Photograph showing two trucks parked outside the three-story Parrish building at Front and Washington (now Southwest Washington Street) in Portland. On the ground floor are signs for the Western Fruit & Produce Company and the Tri-State Produce Company. A cropped version of this photograph was part of a two-page spread in the Oregon Journal’s Sunday magazine on February 26, 1928. The spread, on Pages 4 and 5, was devoted to a story by Wallace S. Wharton about the history of the Portland waterfront and the buildings on First and Front streets. Wharton reflected on the changes that would occur as a result of the construction, then in progress, of Portland’s west-side harbor wall and redevelopment of the waterfront. He noted that many of the “stately old buildings along First and Front streets face destruction, or remodeling to such an extent that the reminiscent charm of their present environment will be lost.” Accompanying the story were 15 photos, primarily of buildings in the area. Across the top of the spread was the headline “IN THE PATH OF CIVIC PROGRESS — STRUCTURES OF ANOTHER DAY.” Below the headline on Page 4 was the subheading “Splendid Bits of Old Architecture Once Called Equal of Finest in Gotham of the Same Period.” Below the headline on Page 5 was the subheading “Waterfront Development Gives New Significance to Portland’s Old-Time Business Center.” This photograph had the following caption: “Southwest corner Front & Washington streets. Site of the first post office [in Portland].” See related image Nos. 371N5379, 371N5380, 371N5384, 371N5385, 371N5418, 371N5470, and 371N5857, which were published on the same spread.

Norr, Roy (Photographer)

Portland Bottling Company, North Williams Avenue, Portland

Photograph showing a Portland Bottling Co. truck parked outside the company’s building at 1271 North Williams Avenue in Portland. Signs on the building read (from left): “For the 7 Hang Overs”; “Home of 7UP”; “Takes the Ouch out of Grouch”; “Portland Bottling Co.” Image note: Photograph shows discoloration due to deterioration of the negative.
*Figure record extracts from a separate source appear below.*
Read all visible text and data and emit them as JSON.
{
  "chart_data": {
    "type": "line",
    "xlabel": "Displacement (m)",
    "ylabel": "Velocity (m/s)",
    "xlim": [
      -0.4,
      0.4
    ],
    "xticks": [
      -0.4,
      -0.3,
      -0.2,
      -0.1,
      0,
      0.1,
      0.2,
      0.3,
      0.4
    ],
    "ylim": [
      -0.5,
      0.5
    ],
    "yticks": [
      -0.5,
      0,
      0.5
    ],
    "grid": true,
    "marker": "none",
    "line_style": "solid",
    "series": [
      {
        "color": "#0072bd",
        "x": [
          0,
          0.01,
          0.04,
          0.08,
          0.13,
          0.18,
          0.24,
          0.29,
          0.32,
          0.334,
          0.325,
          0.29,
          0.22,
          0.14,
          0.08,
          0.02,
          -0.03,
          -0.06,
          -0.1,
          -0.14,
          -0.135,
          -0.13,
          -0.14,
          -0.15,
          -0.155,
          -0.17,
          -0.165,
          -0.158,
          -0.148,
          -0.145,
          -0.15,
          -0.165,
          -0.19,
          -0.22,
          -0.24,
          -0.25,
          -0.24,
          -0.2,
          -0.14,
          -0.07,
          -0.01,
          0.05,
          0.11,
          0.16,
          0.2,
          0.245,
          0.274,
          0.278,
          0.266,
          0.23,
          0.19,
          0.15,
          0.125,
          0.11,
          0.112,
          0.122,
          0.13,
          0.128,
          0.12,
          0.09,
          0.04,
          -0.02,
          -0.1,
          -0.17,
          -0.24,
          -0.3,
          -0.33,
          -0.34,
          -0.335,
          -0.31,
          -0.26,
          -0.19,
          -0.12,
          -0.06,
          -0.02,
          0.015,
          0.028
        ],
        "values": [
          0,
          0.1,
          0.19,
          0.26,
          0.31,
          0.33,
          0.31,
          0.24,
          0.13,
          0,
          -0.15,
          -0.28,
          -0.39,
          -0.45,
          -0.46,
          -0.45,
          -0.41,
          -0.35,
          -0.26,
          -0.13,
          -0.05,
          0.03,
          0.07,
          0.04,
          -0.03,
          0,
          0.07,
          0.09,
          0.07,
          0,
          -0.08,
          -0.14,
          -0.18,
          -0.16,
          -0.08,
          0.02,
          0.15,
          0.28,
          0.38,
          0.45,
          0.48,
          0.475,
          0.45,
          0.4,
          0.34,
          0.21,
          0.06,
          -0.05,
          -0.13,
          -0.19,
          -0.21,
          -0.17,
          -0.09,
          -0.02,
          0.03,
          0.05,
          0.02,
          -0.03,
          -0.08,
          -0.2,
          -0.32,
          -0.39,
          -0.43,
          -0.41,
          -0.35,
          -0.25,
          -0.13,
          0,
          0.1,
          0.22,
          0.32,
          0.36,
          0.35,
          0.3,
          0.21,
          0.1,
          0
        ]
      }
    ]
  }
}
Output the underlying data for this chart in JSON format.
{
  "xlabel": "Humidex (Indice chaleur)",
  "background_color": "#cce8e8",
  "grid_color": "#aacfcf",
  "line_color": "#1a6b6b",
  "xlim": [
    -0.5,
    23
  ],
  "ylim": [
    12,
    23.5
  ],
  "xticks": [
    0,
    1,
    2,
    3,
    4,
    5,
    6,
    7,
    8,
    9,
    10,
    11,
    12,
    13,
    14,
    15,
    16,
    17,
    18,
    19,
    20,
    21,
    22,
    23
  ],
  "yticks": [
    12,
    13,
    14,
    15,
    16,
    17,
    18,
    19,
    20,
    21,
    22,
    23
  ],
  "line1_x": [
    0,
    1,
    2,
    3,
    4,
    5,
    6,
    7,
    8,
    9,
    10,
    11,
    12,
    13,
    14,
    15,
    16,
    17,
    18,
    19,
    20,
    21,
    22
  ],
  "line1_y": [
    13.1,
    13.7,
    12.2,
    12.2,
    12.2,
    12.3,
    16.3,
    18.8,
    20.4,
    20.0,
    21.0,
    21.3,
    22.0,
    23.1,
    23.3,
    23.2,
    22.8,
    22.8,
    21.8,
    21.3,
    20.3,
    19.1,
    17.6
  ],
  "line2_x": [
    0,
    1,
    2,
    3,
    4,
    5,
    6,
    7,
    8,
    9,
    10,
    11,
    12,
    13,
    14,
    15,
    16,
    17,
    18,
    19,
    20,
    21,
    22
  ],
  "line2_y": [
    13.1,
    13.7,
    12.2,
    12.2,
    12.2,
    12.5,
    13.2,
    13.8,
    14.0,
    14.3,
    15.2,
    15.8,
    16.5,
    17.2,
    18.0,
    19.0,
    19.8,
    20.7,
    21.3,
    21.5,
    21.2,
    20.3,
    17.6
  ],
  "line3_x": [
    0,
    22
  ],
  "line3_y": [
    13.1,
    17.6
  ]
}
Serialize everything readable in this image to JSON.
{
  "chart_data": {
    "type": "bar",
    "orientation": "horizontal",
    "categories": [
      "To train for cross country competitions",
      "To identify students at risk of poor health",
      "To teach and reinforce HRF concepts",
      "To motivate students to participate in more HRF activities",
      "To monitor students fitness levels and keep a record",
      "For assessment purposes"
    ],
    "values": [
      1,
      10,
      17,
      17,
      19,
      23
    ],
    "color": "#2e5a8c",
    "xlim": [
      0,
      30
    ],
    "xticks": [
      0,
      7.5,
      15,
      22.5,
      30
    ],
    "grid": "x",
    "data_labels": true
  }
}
Three men with Churn Maid Products Co. trucks on Southeast Union Avenue?, Portland

Photograph showing three Churn Maid Products Co. delivery trucks parked on the street. An unidentified man is standing next to each truck. On the buildings in the background are signs for Churn Maid; Dairy’s Supply Co. Inc., and Portland Stove & Furnace Repair Works. This photograph was probably taken in Portland in the 300 block of Southeast Union Avenue (now Southeast Martin Luther King Junior Boulevard). Image note: Light leak on negative.

Two people loading RCA Victor radio into Vern L. Wenger Radio Service truck

Photograph showing two young men in white jackets loading a large box into the back of a Vern L. Wenger Radio Service truck. A third man is standing next to the truck, watching. On the side of the box are the words “Another RCA Victor Radio / Model 9-K / RCA Manufacturing Co. Inc. / Camden, New Jersey.” The number 2 is written on the negative and is visible in the lower left corner of the image. Vern L. Wenger was located in Portland.

Wadhams and Company, Southeast Third Avenue and Belmont, Portland

Photograph showing a warehouse at Southeast Third Avenue and Southeast Belmont Street in Portland. Trucks are parked outside three of the loading areas. On the side of each truck are the words “Wadhams wholesale grocers.” Above the entrance to the building is a sign reading “Wadhams & Co.” Image note: Photograph shows discoloration due to deterioration of the negative.